To make that happen, I set the goal to have find a sponsor for every episode in season 3 of the Mo’ Money Podcast. I also set the goal to only produce sponsored content for brands that I believed in and would pay me my worth.

For a long time I refused to put any sponsored content on my blog. And that was fine for a while, but it didn’t make much business sense in the long wrong. That’s why you’ll see some sponsored content on my blog (like this one). But at the end of the day, even though it’s sponsored, I own the content. I write it. I have the final say of what goes into it. And if I don’t believe in it, or if I wouldn’t recommend it to a friend or family member, then I just won’t do it.

Write a Clear Business Plan

I’ll be honest, this is something that I’ve been keeping secret for a while. I had a few ideas when I first launched my new brand, but it’s in the second half of the year that I’ve really developed a clear business strategy.

I don’t want to reveal all of them quite yet (I’m a bit superstitious), but part of my business plan does include doing more public speaking, launching a course and continuing to monetize my blog, podcast and YouTube channel.

I’ve got all of these things written down, and have plans to transfer them to my office wall so I won’t ever lose sight of them. And after 2016 wraps up, I’ll take the new year as an opportunity to review and change course if necessary.

Don’t Be Afraid to Ask for Advice

And I’m not talking about advice from friends or family. I’m talking about checking in with your small business advisor, accountant, business coach, or whoever you’ve got to help you create a successful structure for your business. You want to consistently improve your bottom line right? Then ask for advice, and when it’s good, take action with it!

Keep Your Business & Personal Finances Separate

This is so key, I’m telling you. After I launched my new brand, I set up a new account to hold all my business income and then designated one of my credit cards for just business expenses.

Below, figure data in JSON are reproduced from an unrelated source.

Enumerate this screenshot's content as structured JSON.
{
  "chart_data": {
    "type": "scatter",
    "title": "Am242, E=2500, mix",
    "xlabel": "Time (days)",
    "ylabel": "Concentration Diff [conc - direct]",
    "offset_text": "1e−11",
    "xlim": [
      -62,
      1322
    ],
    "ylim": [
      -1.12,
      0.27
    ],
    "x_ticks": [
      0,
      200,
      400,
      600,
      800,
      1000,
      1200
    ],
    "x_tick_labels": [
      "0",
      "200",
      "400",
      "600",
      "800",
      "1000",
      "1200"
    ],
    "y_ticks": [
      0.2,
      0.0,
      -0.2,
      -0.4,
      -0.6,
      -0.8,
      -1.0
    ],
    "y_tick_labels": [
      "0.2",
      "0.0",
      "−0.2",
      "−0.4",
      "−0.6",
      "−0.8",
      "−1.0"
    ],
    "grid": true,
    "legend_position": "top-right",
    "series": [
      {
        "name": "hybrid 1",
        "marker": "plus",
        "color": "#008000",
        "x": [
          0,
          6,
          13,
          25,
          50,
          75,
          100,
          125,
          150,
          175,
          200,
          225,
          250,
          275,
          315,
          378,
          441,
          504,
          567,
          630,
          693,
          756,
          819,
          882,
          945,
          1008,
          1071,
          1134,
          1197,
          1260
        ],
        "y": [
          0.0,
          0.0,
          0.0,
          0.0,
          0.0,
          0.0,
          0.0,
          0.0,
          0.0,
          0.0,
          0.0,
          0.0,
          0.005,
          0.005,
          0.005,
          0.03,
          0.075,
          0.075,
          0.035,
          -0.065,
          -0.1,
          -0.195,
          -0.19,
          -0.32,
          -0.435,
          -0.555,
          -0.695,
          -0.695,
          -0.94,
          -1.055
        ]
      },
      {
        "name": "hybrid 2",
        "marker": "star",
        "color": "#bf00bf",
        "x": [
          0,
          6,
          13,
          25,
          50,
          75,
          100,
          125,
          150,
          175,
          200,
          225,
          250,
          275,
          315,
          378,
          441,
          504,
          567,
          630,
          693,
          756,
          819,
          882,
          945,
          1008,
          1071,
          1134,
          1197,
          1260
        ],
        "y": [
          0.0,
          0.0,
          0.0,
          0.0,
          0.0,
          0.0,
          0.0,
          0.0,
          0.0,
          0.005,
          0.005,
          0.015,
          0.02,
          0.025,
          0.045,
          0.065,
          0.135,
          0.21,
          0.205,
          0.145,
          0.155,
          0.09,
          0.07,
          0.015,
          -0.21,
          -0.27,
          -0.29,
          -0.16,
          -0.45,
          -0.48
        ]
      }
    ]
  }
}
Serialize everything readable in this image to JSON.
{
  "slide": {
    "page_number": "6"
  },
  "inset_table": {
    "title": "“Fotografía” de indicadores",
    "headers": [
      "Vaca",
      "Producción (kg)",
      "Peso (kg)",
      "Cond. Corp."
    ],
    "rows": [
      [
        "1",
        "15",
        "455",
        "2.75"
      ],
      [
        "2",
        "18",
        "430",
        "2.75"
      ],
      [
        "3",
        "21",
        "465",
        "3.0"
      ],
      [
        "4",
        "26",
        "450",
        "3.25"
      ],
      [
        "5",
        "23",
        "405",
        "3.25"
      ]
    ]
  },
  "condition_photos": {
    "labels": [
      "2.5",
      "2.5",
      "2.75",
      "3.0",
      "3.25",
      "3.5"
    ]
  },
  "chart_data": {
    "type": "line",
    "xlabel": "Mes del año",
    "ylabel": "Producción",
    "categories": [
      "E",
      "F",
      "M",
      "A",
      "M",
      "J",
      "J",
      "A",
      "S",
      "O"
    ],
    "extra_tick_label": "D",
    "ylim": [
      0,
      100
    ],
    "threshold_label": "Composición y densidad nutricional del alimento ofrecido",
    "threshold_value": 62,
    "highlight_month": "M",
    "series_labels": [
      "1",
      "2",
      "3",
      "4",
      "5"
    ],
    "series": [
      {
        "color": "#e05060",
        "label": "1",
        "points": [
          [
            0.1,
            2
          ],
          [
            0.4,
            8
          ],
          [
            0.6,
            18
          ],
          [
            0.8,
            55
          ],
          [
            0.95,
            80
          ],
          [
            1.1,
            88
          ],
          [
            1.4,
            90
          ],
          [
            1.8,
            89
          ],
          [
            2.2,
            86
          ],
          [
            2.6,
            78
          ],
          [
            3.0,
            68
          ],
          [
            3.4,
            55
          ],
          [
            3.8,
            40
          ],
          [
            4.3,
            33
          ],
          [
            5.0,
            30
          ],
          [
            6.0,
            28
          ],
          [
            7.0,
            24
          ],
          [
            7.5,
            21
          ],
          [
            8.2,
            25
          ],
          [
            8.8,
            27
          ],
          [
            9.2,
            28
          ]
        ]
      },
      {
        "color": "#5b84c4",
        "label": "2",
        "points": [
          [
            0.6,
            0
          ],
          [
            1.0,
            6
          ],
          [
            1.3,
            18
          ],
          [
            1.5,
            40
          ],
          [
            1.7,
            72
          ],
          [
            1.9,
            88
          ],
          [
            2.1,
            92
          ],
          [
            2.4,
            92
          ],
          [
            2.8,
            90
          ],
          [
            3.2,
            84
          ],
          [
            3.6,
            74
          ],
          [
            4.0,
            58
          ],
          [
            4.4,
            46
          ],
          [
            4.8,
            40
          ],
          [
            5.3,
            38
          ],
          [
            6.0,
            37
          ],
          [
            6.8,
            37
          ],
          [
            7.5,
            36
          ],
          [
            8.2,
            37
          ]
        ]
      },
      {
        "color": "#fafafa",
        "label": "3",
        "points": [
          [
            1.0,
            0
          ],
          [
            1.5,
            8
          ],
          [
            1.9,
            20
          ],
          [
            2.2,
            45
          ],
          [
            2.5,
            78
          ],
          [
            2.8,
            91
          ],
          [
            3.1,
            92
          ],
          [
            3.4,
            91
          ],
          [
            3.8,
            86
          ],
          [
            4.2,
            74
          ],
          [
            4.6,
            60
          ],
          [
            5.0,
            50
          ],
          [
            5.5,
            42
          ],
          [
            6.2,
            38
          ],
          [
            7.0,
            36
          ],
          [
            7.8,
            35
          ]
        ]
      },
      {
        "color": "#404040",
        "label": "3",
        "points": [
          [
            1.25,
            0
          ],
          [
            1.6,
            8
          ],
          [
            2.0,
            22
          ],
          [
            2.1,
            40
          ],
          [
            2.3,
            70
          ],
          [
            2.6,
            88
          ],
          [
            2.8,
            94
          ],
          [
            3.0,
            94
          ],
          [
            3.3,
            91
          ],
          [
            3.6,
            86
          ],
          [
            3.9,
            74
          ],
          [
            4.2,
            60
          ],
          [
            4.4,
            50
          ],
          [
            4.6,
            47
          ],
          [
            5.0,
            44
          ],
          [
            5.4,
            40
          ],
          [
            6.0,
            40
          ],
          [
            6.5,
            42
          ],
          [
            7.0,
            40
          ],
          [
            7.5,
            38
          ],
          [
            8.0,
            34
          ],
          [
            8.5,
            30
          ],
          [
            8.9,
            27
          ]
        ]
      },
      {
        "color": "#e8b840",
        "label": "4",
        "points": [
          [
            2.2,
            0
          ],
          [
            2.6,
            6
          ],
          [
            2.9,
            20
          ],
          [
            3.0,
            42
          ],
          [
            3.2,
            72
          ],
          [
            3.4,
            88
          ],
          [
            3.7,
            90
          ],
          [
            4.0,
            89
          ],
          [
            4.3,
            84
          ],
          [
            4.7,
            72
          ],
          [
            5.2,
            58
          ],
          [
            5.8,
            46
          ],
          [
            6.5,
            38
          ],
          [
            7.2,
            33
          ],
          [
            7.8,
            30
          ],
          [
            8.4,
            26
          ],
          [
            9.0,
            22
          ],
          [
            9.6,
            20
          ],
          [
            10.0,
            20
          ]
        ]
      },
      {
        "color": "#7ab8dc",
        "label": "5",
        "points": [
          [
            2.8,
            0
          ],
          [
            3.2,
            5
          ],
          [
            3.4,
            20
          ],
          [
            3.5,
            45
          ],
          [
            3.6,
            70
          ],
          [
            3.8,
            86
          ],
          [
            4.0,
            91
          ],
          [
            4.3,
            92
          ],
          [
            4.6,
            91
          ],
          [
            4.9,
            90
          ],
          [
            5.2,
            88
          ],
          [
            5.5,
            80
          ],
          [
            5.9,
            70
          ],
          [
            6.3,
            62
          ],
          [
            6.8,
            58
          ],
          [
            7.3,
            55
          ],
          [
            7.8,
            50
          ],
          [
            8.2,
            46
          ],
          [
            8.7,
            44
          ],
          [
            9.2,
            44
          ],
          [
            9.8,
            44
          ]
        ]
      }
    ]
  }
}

Not only did this help with me stop feeling guilty for spending my business income on business expenses so I could grow my business, but it also made things so much easier to track! Which brings me to the final tidbit of advice…

Maintain Your Books

That means tracking all of your business income and expenses ruthlessly and save all of your receipts. I regularly input my income and expenses into a spreadsheet so I can see clearly how well I’m doing and maybe what expenses I should cut out or invest more money into.

I also keep all of my receipts because I know a lot of them can come in handy during tax season. You wouldn’t believe how much money you can get back in your tax return if you save your receipts for tax deductions. I know I’m a nerd, but I love that part of taxes. It’s always so exciting seeing how much money you can get back!

If you’re a woman entrepreneur or solopreneur, what advice would you give to be a successful #GirlBoss?